The cenotaph was unveiled in 1921 to honour 336 Cumberland County soldiers who died in the First World War.

"In 2019, our town council wanted to add names of Korean war veterans and when they started looking at it they found out it had badly deteriorated," said Sheila Christie, the town's deputy mayor. "That's when we decided to do a complete restoration on the monument."

Paul Palmeter/CBC
Paul Palmeter/CBC

The project will cost $40,000 with half covered by a federal program.

A crew from Heritage Grade architectural restoration service was brought in to do the job.

Ed Bowkett and Daniela Kolback, who are husband and wife, did all the work on the statue and plaques. Matt McCartney, a mason from Kingston, Ont., did all the repointing and cleaning of the granite blocks.

Bowkett, who lives in Ottawa but is originally from Halifax, said many problems with war memorials are discovered just prior to Remembrance Day, leading to some quick fixes. "We have seen all kinds of things done to monuments over the years," he said.

Paul Palmeter/CBC
Paul Palmeter/CBC

Bowkett said many of those repairs are not done properly.

The monument in Amherst was hit by a car about 20 years ago. When the monument was dismantled earlier this week, the damage was worse than expected.
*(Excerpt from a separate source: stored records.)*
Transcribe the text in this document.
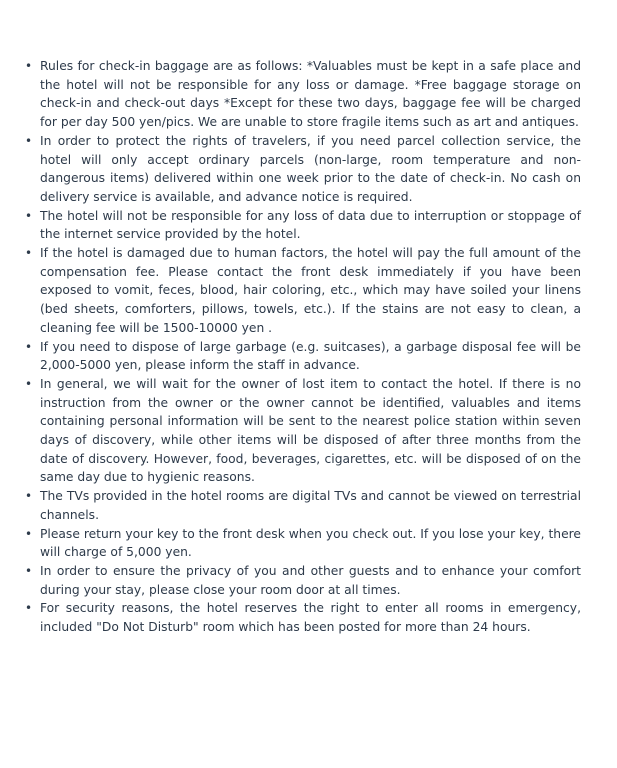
• Rules for check-in baggage are as follows: *Valuables must be kept in a safe place and the hotel will not be responsible for any loss or damage. *Free baggage storage on check-in and check-out days *Except for these two days, baggage fee will be charged for per day 500 yen/pics. We are unable to store fragile items such as art and antiques.
• In order to protect the rights of travelers, if you need parcel collection service, the hotel will only accept ordinary parcels (non-large, room temperature and non-dangerous items) delivered within one week prior to the date of check-in. No cash on delivery service is available, and advance notice is required.
• The hotel will not be responsible for any loss of data due to interruption or stoppage of the internet service provided by the hotel.
• If the hotel is damaged due to human factors, the hotel will pay the full amount of the compensation fee. Please contact the front desk immediately if you have been exposed to vomit, feces, blood, hair coloring, etc., which may have soiled your linens (bed sheets, comforters, pillows, towels, etc.). If the stains are not easy to clean, a cleaning fee will be 1500-10000 yen .
• If you need to dispose of large garbage (e.g. suitcases), a garbage disposal fee will be 2,000-5000 yen, please inform the staff in advance.
• In general, we will wait for the owner of lost item to contact the hotel. If there is no instruction from the owner or the owner cannot be identified, valuables and items containing personal information will be sent to the nearest police station within seven days of discovery, while other items will be disposed of after three months from the date of discovery. However, food, beverages, cigarettes, etc. will be disposed of on the same day due to hygienic reasons.
• The TVs provided in the hotel rooms are digital TVs and cannot be viewed on terrestrial channels.
• Please return your key to the front desk when you check out. If you lose your key, there will charge of 5,000 yen.
• In order to ensure the privacy of you and other guests and to enhance your comfort during your stay, please close your room door at all times.
• For security reasons, the hotel reserves the right to enter all rooms in emergency, included "Do Not Disturb" room which has been posted for more than 24 hours.
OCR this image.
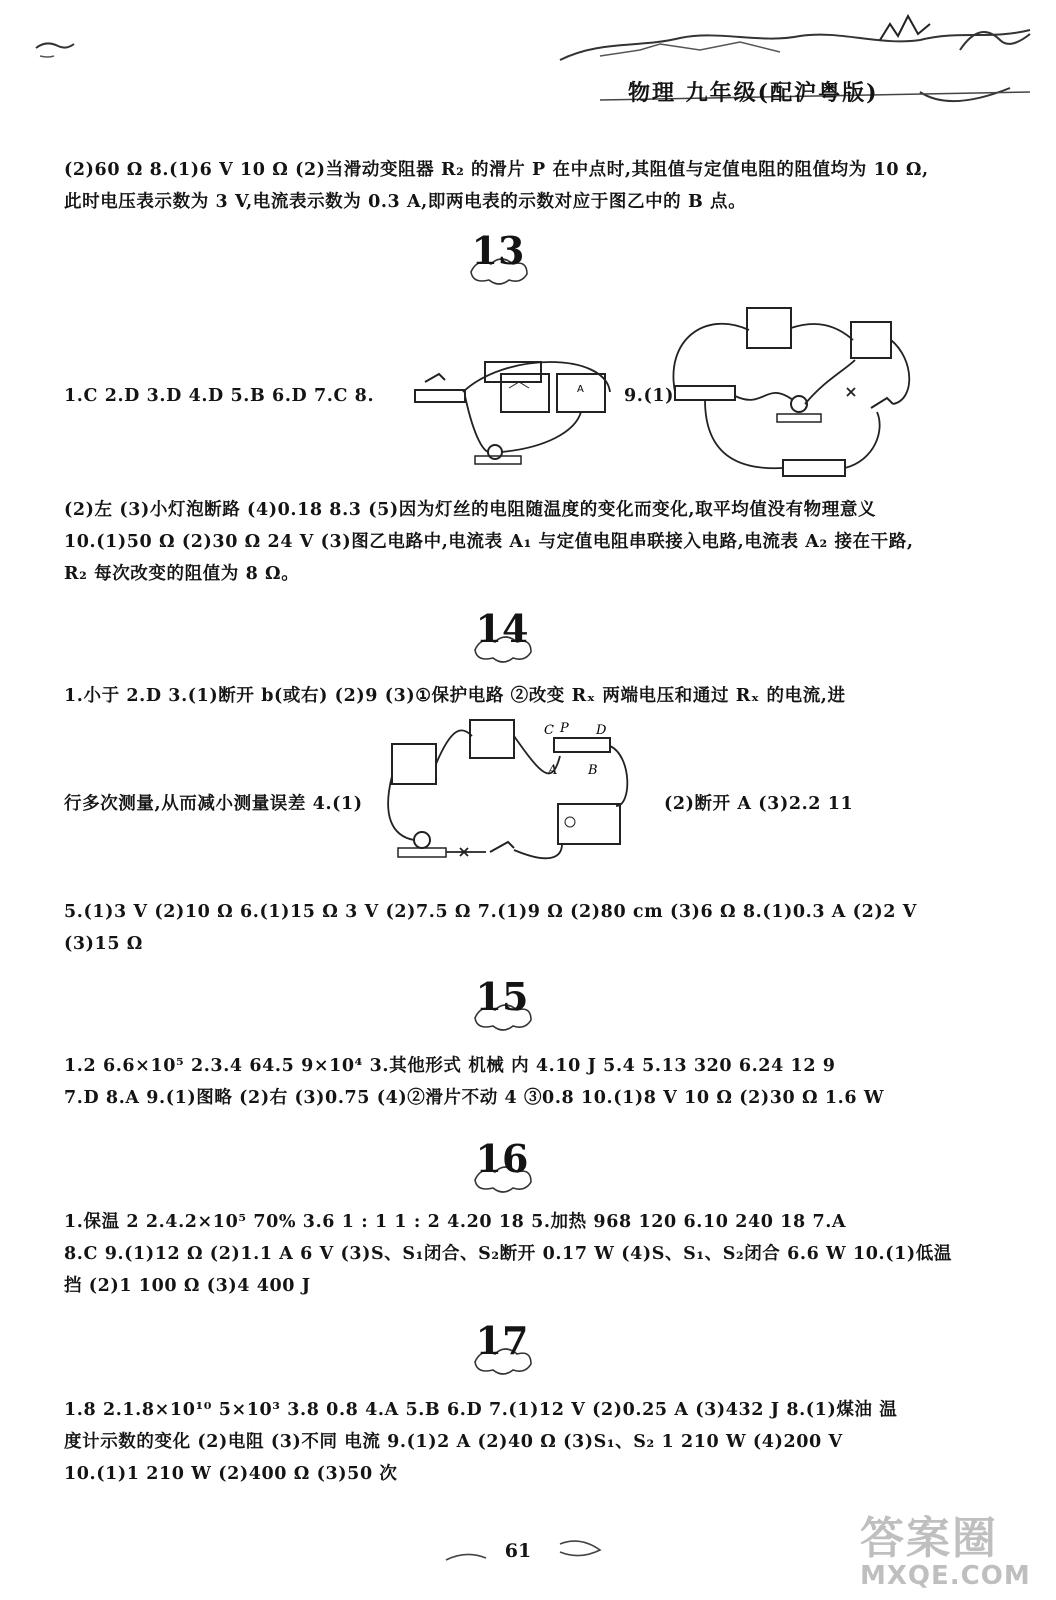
物理 九年级(配沪粤版)
(2)60 Ω 8.(1)6 V 10 Ω (2)当滑动变阻器 R₂ 的滑片 P 在中点时,其阻值与定值电阻的阻值均为 10 Ω,
此时电压表示数为 3 V,电流表示数为 0.3 A,即两电表的示数对应于图乙中的 B 点。
13
1.C 2.D 3.D 4.D 5.B 6.D 7.C 8.	A 9.(1)
(2)左 (3)小灯泡断路 (4)0.18 8.3 (5)因为灯丝的电阻随温度的变化而变化,取平均值没有物理意义
10.(1)50 Ω (2)30 Ω 24 V (3)图乙电路中,电流表 A₁ 与定值电阻串联接入电路,电流表 A₂ 接在干路,
R₂ 每次改变的阻值为 8 Ω。
14
1.小于 2.D 3.(1)断开 b(或右) (2)9 (3)①保护电路 ②改变 Rₓ 两端电压和通过 Rₓ 的电流,进
C P D
A B
行多次测量,从而减小测量误差 4.(1)	(2)断开 A (3)2.2 11
5.(1)3 V (2)10 Ω 6.(1)15 Ω 3 V (2)7.5 Ω 7.(1)9 Ω (2)80 cm (3)6 Ω 8.(1)0.3 A (2)2 V
(3)15 Ω
15
1.2 6.6×10⁵ 2.3.4 64.5 9×10⁴ 3.其他形式 机械 内 4.10 J 5.4 5.13 320 6.24 12 9
7.D 8.A 9.(1)图略 (2)右 (3)0.75 (4)②滑片不动 4 ③0.8 10.(1)8 V 10 Ω (2)30 Ω 1.6 W
16
1.保温 2 2.4.2×10⁵ 70% 3.6 1 : 1 1 : 2 4.20 18 5.加热 968 120 6.10 240 18 7.A
8.C 9.(1)12 Ω (2)1.1 A 6 V (3)S、S₁闭合、S₂断开 0.17 W (4)S、S₁、S₂闭合 6.6 W 10.(1)低温
挡 (2)1 100 Ω (3)4 400 J
17
1.8 2.1.8×10¹⁰ 5×10³ 3.8 0.8 4.A 5.B 6.D 7.(1)12 V (2)0.25 A (3)432 J 8.(1)煤油 温
度计示数的变化 (2)电阻 (3)不同 电流 9.(1)2 A (2)40 Ω (3)S₁、S₂ 1 210 W (4)200 V
10.(1)1 210 W (2)400 Ω (3)50 次
61	答案圈
MXQE.COM
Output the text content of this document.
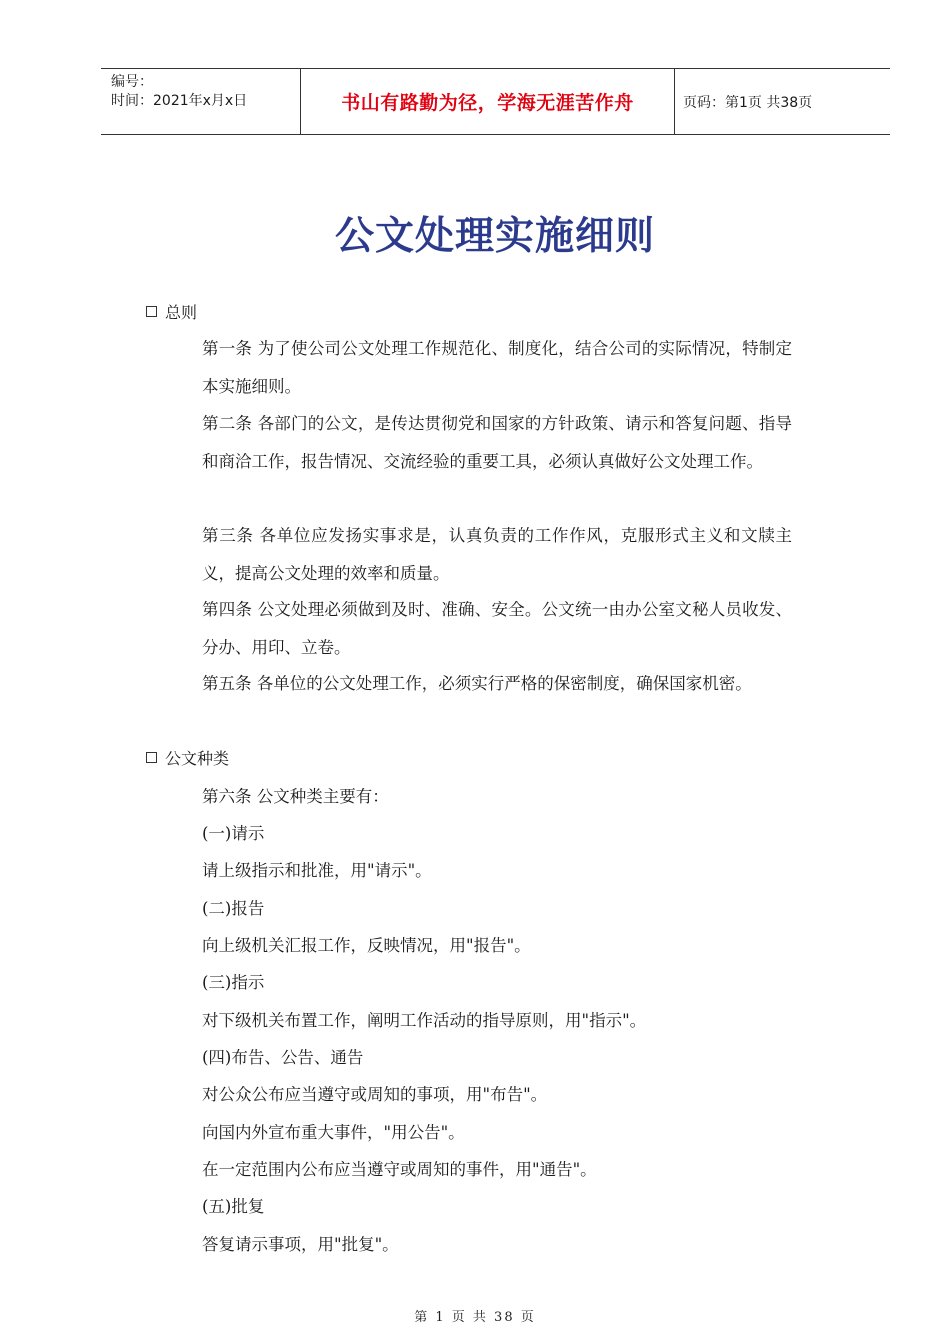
编号：
时间：2021年x月x日	书山有路勤为径，学海无涯苦作舟	页码：第1页 共38页
公文处理实施细则
总则
第一条 为了使公司公文处理工作规范化、制度化，结合公司的实际情况，特制定本实施细则。
第二条 各部门的公文，是传达贯彻党和国家的方针政策、请示和答复问题、指导和商洽工作，报告情况、交流经验的重要工具，必须认真做好公文处理工作。
第三条 各单位应发扬实事求是，认真负责的工作作风，克服形式主义和文牍主义，提高公文处理的效率和质量。
第四条 公文处理必须做到及时、准确、安全。公文统一由办公室文秘人员收发、分办、用印、立卷。
第五条 各单位的公文处理工作，必须实行严格的保密制度，确保国家机密。
公文种类
第六条 公文种类主要有：
(一)请示
请上级指示和批准，用"请示"。
(二)报告
向上级机关汇报工作，反映情况，用"报告"。
(三)指示
对下级机关布置工作，阐明工作活动的指导原则，用"指示"。
(四)布告、公告、通告
对公众公布应当遵守或周知的事项，用"布告"。
向国内外宣布重大事件，"用公告"。
在一定范围内公布应当遵守或周知的事件，用"通告"。
(五)批复
答复请示事项，用"批复"。
第 1 页 共 38 页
Statue, plaques stripped down and refinished

The sculpture was blasted using dry ice to remove all debris and a patina coating.

Torches were then used to apply a new patina to give it a richer and darker look, much like it had a century ago.

Decades of being exposed to the elements saw the monument get greener each year.

The names of seventy-nine soldiers from the area who died in Second World War were added in the 1940s. Another seven names of soldiers who died in the Korean War were recently added.

Bowkett said he had many conversations this week with locals who stopped by to have a word.

"Because it's a relatively small town, a lot of people have relatives whose names are actually on the plaques," said Bowkett.

"That doesn't happen when we work on projects in Montreal, Ottawa or Toronto because the cities are too big, but here direct relatives have stopped by to say hi so that was kind of neat."

The monument, designed by an Italian sculptor, features a soldier dressed in the uniform of the 85th Highlanders.